John Updike y los Maple: historia de un matrimonio
El escritor estadounidense pasó más de 20 años diseccionando su vida de pareja en los relatos protagonizados por Richard y Joan Maple, que en su día publicó 'The New Yorker'. Un nuevo volumen los reúne en castellano
John Updike llevaba apenas tres años casado, y acababa de cumplir los 21, cuando publicó Nieva en Greenwich Village, su primer relato sobre la ya entonces vibrantemente autodestructiva pareja formada por Joan y Richard Maple, el matrimonio de clase media que, durante más de 20 años, contuvo, de forma intermitente, su propio matrimonio maldito. El padre del inolvidable Harry Conejo Angstrom, personaje que, precisamente, huía de aquello que había deseado, o creía haber deseado, se casó en 1950 con Mary E. Pennington, una estudiante de arte que conoció en Harvard, donde él también estudiaba. Tenía entonces 18 años y puede que, sin saberlo, estuviese eligiendo, al dar el sí quiero, el tema sobre el que giraría toda su obra. Porque aquello iba a dolerle, pero también iba a lanzarle a un planeta extraño, el de la vida a medias, que exploraría, incansablemente, a huidiza novela por año, durante el resto de su vida.

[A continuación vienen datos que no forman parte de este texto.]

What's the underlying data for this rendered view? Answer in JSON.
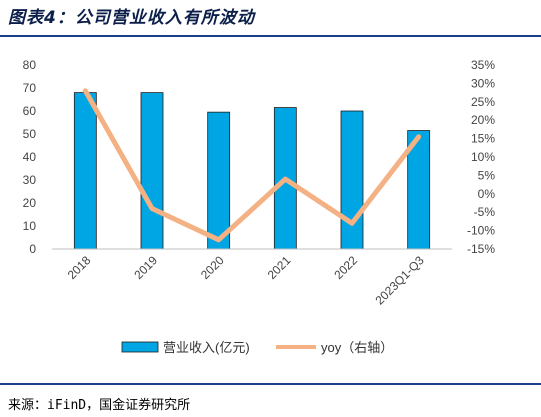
{
  "header": {
    "title": "图表4：公司营业收入有所波动"
  },
  "footer": {
    "source": "来源：iFinD，国金证券研究所"
  },
  "chart_data": {
    "type": "bar",
    "categories": [
      "2018",
      "2019",
      "2020",
      "2021",
      "2022",
      "2023Q1-Q3"
    ],
    "series": [
      {
        "name": "营业收入(亿元)",
        "type": "bar",
        "axis": "left",
        "values": [
          68,
          68,
          59.5,
          61.5,
          60,
          51.5
        ],
        "color": "#00a6e3"
      },
      {
        "name": "yoy（右轴）",
        "type": "line",
        "axis": "right",
        "values": [
          28,
          -4,
          -12.5,
          4,
          -8,
          15.5
        ],
        "color": "#f4b183"
      }
    ],
    "y_left": {
      "ylim": [
        0,
        80
      ],
      "ticks": [
        "0",
        "10",
        "20",
        "30",
        "40",
        "50",
        "60",
        "70",
        "80"
      ]
    },
    "y_right": {
      "ylim": [
        -15,
        35
      ],
      "ticks": [
        "-15%",
        "-10%",
        "-5%",
        "0%",
        "5%",
        "10%",
        "15%",
        "20%",
        "25%",
        "30%",
        "35%"
      ]
    },
    "grid": false,
    "legend_position": "bottom"
  }
}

Podrían tomarse una a una todas las piezas escritas por Updike, a quien, en sus propias palabras, nunca interesó nada más que la clase media, porque es en ella, decía, “donde los extremos se tocan, e impera la ambigüedad”, y se llegaría, con toda probabilidad, a la misma conclusión a la que puede llegarse tras la lectura atenta, y a ratos, dolorosa, pero también iluminadora, de los 18 relatos reunidos en Los Maple (Alba Editorial). Publicados en The New Yorker y reunidos por primera vez a su muerte en 2009, y presentados, en ese entonces, como una novela que había acompañado al escritor durante una parte importante de su vida –la que fue de 1956 a 1980–, toman el pulso a la vida en pareja mientras ésta envejece, se expande, se destruye, se reconstruye. Como un organismo vivo, el matrimonio es para Updike un juego de espejos en el que reflejar su yo cambiante, y más o menos cruel y ardiente.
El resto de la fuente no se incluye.